British Prime Minister Boris Johnson, who would have to agree to a new referendum, argues there is no need for a new vote after independence was rejected by Scottish voters in 2014.

But the SNP has said that if it wins a parliamentary majority at elections scheduled for May 6, it will pass its own bill so that a referendum can take place once the pandemic is over.

It says that the UK government will either have to agree to it or take legal action to dispute the legal basis of the referendum.

"Such a legal challenge would be vigorously opposed by an SNP Scottish government," said the document, dated Jan. 24.

Polls show that Scottish nationalists are on course to win a record majority in elections for Scotland's devolved parliament.

Scots voted 55-45% against independence in a referendum in 2014, but Brexit and the British government's handling of the COVID-19 crisis have bolstered support for the SNP, with most polls showing a majority now favour breaking away.

A poll published on The Times website on Saturday showed another potential threat to the future of the UK, with 51% of Northern Irish voters saying they favoured a referendum about their future within the next five years, compared to 44% who oppose it.

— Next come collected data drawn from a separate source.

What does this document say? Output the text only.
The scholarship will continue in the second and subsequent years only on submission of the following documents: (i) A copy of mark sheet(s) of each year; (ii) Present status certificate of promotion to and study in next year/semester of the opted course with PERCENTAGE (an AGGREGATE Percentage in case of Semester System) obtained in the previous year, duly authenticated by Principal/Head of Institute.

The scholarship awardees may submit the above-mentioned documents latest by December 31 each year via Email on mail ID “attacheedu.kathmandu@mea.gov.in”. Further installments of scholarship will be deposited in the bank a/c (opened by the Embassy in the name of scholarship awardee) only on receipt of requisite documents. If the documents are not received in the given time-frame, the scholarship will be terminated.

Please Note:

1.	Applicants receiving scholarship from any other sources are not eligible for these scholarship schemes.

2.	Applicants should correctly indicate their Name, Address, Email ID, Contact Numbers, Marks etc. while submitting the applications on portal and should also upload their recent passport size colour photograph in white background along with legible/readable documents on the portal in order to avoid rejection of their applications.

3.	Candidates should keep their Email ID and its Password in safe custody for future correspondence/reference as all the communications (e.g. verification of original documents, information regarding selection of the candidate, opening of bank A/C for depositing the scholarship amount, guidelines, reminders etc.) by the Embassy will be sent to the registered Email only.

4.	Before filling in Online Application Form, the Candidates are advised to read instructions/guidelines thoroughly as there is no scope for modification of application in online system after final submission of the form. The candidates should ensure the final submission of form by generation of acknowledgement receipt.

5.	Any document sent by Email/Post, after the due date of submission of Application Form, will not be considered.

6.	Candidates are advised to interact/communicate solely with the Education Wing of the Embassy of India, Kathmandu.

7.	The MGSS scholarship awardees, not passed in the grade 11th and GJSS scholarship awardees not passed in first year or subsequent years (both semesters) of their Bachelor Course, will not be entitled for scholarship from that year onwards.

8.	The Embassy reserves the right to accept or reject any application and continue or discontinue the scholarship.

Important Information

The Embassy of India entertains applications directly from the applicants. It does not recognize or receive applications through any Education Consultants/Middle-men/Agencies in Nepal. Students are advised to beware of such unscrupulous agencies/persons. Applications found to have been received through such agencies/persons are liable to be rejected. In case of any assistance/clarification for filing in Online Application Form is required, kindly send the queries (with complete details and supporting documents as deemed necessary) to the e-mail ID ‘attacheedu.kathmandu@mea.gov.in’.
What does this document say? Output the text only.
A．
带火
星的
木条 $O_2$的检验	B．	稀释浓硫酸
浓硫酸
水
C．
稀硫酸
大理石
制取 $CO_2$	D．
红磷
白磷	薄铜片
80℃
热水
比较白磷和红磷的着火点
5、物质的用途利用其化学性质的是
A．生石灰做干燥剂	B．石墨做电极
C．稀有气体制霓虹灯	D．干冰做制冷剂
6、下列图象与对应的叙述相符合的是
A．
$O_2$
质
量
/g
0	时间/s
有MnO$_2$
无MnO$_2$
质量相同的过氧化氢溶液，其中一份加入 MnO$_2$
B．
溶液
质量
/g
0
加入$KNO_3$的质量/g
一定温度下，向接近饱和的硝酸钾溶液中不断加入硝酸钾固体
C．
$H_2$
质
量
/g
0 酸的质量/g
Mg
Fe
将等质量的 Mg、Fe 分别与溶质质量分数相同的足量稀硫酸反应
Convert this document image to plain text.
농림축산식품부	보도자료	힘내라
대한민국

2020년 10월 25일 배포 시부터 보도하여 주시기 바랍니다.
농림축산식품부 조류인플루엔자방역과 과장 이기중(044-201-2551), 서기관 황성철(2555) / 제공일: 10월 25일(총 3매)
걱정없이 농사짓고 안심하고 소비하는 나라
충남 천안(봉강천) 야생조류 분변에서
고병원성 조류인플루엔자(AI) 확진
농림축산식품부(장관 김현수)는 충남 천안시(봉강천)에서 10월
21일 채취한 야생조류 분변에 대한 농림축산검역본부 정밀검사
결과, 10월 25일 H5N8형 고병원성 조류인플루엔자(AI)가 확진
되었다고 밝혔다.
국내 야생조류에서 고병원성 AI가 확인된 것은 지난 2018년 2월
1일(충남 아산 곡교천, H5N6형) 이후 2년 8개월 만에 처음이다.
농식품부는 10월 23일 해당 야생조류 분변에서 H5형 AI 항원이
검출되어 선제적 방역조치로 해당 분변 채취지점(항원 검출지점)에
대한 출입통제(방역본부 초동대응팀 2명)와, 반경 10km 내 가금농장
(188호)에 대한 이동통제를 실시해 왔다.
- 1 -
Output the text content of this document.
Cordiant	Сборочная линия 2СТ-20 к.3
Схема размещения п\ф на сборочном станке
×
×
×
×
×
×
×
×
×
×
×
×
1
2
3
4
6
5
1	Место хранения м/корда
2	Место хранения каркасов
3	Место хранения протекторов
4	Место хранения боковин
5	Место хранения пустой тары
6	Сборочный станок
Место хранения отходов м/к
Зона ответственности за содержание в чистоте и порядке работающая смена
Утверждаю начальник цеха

Support for a United Ireland stands at 42% according to the polls, versus 47% who object to Northern Ireland leaving the UK.

https://mobile.reuters.com/article/amp/idUSKBN29S0MY
 
The Scots and other independence movements in the UK are very badly led and weird.
They seem to flip flop on independence, anytime the economic issues change.
There is no genuine Nationalist feeling, which sinks these movements. They really betray their trust.

That said, now that the economic issue is pushing for independence, it might actually happen.
 
Every people has a right to self determination and even small nations should be free.